There’s a lot in the broader piece that I agree with, and a lot that I disagree with. Before reading any further, go read Wick’s post over at his blog, otherwise the rest of this post won’t make sense.
Wick argues that the only thing we need to worry about balancing is spotlight time. But I think there’s something else that’s important to divide evenly, which is inexorably connected to conventional “game balance” concerns: narrative authority.
Simply put, if roleplaying is about collaborative storytelling, then each of the players wants to feel like their contributions to the story are valued. Usually, this means that they are able to contribute roughly as much as everyone else does (with the possible exception of a GM, who is Special. Whatever).

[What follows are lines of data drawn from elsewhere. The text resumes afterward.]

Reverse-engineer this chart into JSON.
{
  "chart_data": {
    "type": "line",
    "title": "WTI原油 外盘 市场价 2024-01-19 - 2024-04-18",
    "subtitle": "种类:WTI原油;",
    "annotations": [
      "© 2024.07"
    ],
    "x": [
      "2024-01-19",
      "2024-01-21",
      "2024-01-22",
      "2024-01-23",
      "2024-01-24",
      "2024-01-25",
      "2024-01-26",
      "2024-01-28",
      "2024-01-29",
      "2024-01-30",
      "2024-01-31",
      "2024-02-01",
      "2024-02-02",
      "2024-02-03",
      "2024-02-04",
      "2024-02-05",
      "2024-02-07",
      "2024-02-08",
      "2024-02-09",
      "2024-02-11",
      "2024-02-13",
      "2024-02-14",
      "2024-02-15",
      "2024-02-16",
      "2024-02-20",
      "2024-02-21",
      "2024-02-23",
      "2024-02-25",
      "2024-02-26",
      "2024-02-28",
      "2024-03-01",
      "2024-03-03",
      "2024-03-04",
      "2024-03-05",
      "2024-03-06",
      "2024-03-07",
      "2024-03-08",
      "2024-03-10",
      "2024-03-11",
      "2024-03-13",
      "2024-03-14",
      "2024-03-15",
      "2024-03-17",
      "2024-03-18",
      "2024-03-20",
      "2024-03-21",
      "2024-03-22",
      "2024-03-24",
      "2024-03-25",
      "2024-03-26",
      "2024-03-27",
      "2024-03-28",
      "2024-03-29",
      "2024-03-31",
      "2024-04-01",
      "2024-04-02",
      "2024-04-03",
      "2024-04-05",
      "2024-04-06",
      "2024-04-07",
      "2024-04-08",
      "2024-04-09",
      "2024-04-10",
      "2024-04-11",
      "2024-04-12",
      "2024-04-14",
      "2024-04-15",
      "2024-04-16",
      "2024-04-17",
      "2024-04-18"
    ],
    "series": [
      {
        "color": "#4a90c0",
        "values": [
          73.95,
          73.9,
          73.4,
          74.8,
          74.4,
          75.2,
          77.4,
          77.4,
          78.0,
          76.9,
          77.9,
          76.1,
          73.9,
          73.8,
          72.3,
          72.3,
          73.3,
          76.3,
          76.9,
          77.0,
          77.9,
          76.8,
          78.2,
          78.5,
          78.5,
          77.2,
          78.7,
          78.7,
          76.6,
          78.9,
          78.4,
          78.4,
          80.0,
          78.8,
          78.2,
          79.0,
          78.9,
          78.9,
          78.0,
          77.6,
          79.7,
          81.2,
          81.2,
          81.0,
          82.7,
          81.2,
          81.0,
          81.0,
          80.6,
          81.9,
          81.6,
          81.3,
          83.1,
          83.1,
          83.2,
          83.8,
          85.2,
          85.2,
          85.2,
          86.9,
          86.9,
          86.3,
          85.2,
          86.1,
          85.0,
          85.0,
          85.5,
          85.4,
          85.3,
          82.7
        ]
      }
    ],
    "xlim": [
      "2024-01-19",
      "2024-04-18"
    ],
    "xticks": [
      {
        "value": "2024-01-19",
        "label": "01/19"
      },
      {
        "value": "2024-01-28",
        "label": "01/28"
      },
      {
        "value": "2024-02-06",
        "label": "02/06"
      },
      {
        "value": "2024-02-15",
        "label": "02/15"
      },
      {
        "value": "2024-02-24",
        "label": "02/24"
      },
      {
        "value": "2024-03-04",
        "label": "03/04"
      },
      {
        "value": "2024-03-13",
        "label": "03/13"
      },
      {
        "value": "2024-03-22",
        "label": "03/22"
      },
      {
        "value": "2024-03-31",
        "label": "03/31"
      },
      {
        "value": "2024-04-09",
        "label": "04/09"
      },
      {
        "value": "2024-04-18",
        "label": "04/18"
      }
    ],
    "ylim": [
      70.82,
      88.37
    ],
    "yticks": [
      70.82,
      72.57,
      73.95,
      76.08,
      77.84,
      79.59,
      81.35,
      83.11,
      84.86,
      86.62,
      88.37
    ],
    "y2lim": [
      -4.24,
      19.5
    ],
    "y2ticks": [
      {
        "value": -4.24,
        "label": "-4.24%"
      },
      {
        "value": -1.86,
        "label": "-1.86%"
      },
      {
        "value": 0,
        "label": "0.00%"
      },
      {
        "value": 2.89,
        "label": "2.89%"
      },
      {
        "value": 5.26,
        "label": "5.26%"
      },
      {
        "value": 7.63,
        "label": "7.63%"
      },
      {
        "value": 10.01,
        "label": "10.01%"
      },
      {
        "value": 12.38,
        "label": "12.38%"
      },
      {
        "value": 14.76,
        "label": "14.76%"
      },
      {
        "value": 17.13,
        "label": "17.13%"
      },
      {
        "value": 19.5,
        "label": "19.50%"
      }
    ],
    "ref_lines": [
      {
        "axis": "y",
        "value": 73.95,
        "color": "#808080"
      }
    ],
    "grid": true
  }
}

And in most roleplaying games, the characters we play, with their skills and stats and equipment bonuses etc, are the instruments by which players exert influence on the story. Example: if a party visits a new town and one of the players narrates that he came to a festival here when he was a boy, that is a contribution to the story that is likely to go unchallenged. If that same player was to narrate that he made a friend during the festival, and that friend is now the mayor, and the mayor gives me his magical sword of dragon slaying now, that is likely to be challenged by your GM, requiring (at the very least) some kind of dice rolling to see if you persuade the mayor to hand the sword over. Your odds of success are determined by how good your character is at persuading people, meaning that your ability to contribute to the story as desired is dependent on the numbers displayed on your character sheet.
(Of course, those numbers only determine if you succeed or fail, not whether something interesting happens. Something interesting should always happen. But I think it’s fair to say that for most players, their desired contribution to the story is for their character to succeed. After all, if they WANTED the mayor to still be angry that they’d got off with his sister and to refuse their request out of spite, they’d have probably suggested it as their original narrative contribution.)
So for players to feel like they have equal narrative authority, they need to “succeed”, or at least advance their characters’ story as intended, about as often as their fellows do. This isn’t the same as being equally good at fighting or whatever – one player can influence the story by capably murdering NPCs she doesn’t like, whilst another might be crap at fighting but just as narratively influential by using social skills. But it’s also not the same as spotlight time. Many games are engineered to give players equal opportunities to act within a story, round-the-table scene framing for example, but that doesn’t mean that every player is getting an equal opportunity to leave a mark on the story.
A player whose character who is great at fighting but crap at social stuff is going to have less opportunity to influence the narrative as desired than a player whose character is great at fighting AND social stuff due to their exploitation of a poorly “balanced” ruleset. And I think that’s a legitimate thing for a player to be upset about, even in a group that doesn’t care about numbers and mechanics whatsoever.